[Date Prev][Date Next][Thread Prev][Thread Next][Date Index][Thread Index]

Re: [idn] case folding



At 13:39 31-05-00 , Brian W. Spolarich wrote:
>   What problem does case folding solve?

Preventing having functionally identical strings pointing at different
web content, to give an obvious example.

>Is it reasonable for protocol
>users to expect that MYDOMAIN.COM and MyDoMaIn.CoM are semantically the
>same, and therefore the protocol should understand that?

They already have demonstrated that they do, so the principle of least
astonishment means this behaviour should not change.

>While there is a
>backward compatibility requirement for US-ASCII, is it truly the case that
>users of the IDN will so strongly expect this behaviour that it becomes a
>requirement?

Absolutely yes.

>Is it possible to come up with a case-folding implementation
>that is going to satisfy the behavioural expectations of the large
>majority of the users?  I am mostly ignorant of these issues as they apply
>to the the vast majority of languages, but given the issues that have been
>raised here, I have to wonder if this is practically achievable.

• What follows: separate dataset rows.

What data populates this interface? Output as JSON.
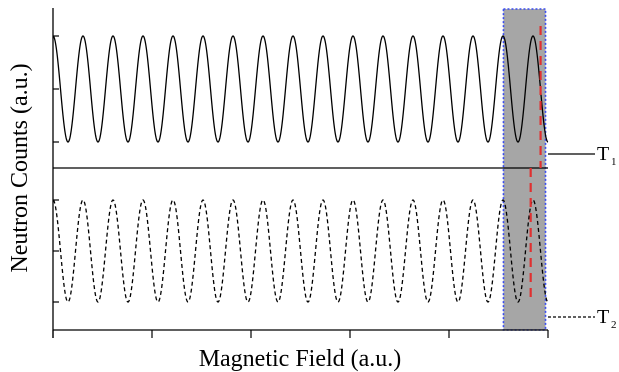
{
  "chart_data": {
    "type": "line",
    "xlabel": "Magnetic Field (a.u.)",
    "ylabel": "Neutron Counts (a.u.)",
    "panels": [
      {
        "label": "T",
        "label_sub": "1",
        "line_style": "solid",
        "color": "#000000",
        "oscillation": {
          "periods": 16.5,
          "phase": 0.0,
          "x_range": [
            0,
            1
          ],
          "y_range": [
            -1,
            1
          ],
          "end_at": "valley"
        }
      },
      {
        "label": "T",
        "label_sub": "2",
        "line_style": "dashed",
        "color": "#000000",
        "oscillation": {
          "periods": 16.5,
          "phase": 0.0,
          "x_range": [
            0,
            1
          ],
          "y_range": [
            -1,
            1
          ],
          "end_at": "peak"
        }
      }
    ],
    "highlight_region": {
      "x_range": [
        0.91,
        0.995
      ],
      "fill": "#a6a6a6",
      "border": "#3a4df0",
      "border_style": "dotted"
    },
    "marker_lines": [
      {
        "panel": 0,
        "x": 0.985,
        "color": "#e03030",
        "style": "dashed"
      },
      {
        "panel": 1,
        "x": 0.965,
        "color": "#e03030",
        "style": "dashed"
      }
    ],
    "grid": false,
    "x_ticks_count": 5,
    "y_ticks_per_panel": 3
  }
}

The key is to distinguish between alphabetic languages (e.g. English,
Norwegian, Vietnamese) and non-alphabetic languages (e.g. Chinese).

For alphabetic langugages, case folding needs to be handled appropriately,
while for non-alphabetic languages "case" is not generally meaningful.

For the previous example of German double-S, it isn't really a matter
of case-folding but would definitely be within scope for canonicalisation,
IMHO.

UNICODE already has a specification for canonicalisation, which specification
reportedly includes case folding.  We can simply use that specification;
ISO not having an equivalent specification today (and not expected to have
one soon).

>   One of the DNS' strengths is its relative simplicity for the complex
>distributed task that it accomplishes.  Would the complexity and potential
>ambiguity involved in coming up with case mapping rules that meet
>everyone's expectations dimish the simplicity priciple that makes the DNS
>work well?

No.  Failure to define case-mapping as part of canonicalisation would
definitely cause users to become frustrated and angry and work against
the continued health of the Internet.

Ran
rja@inet.org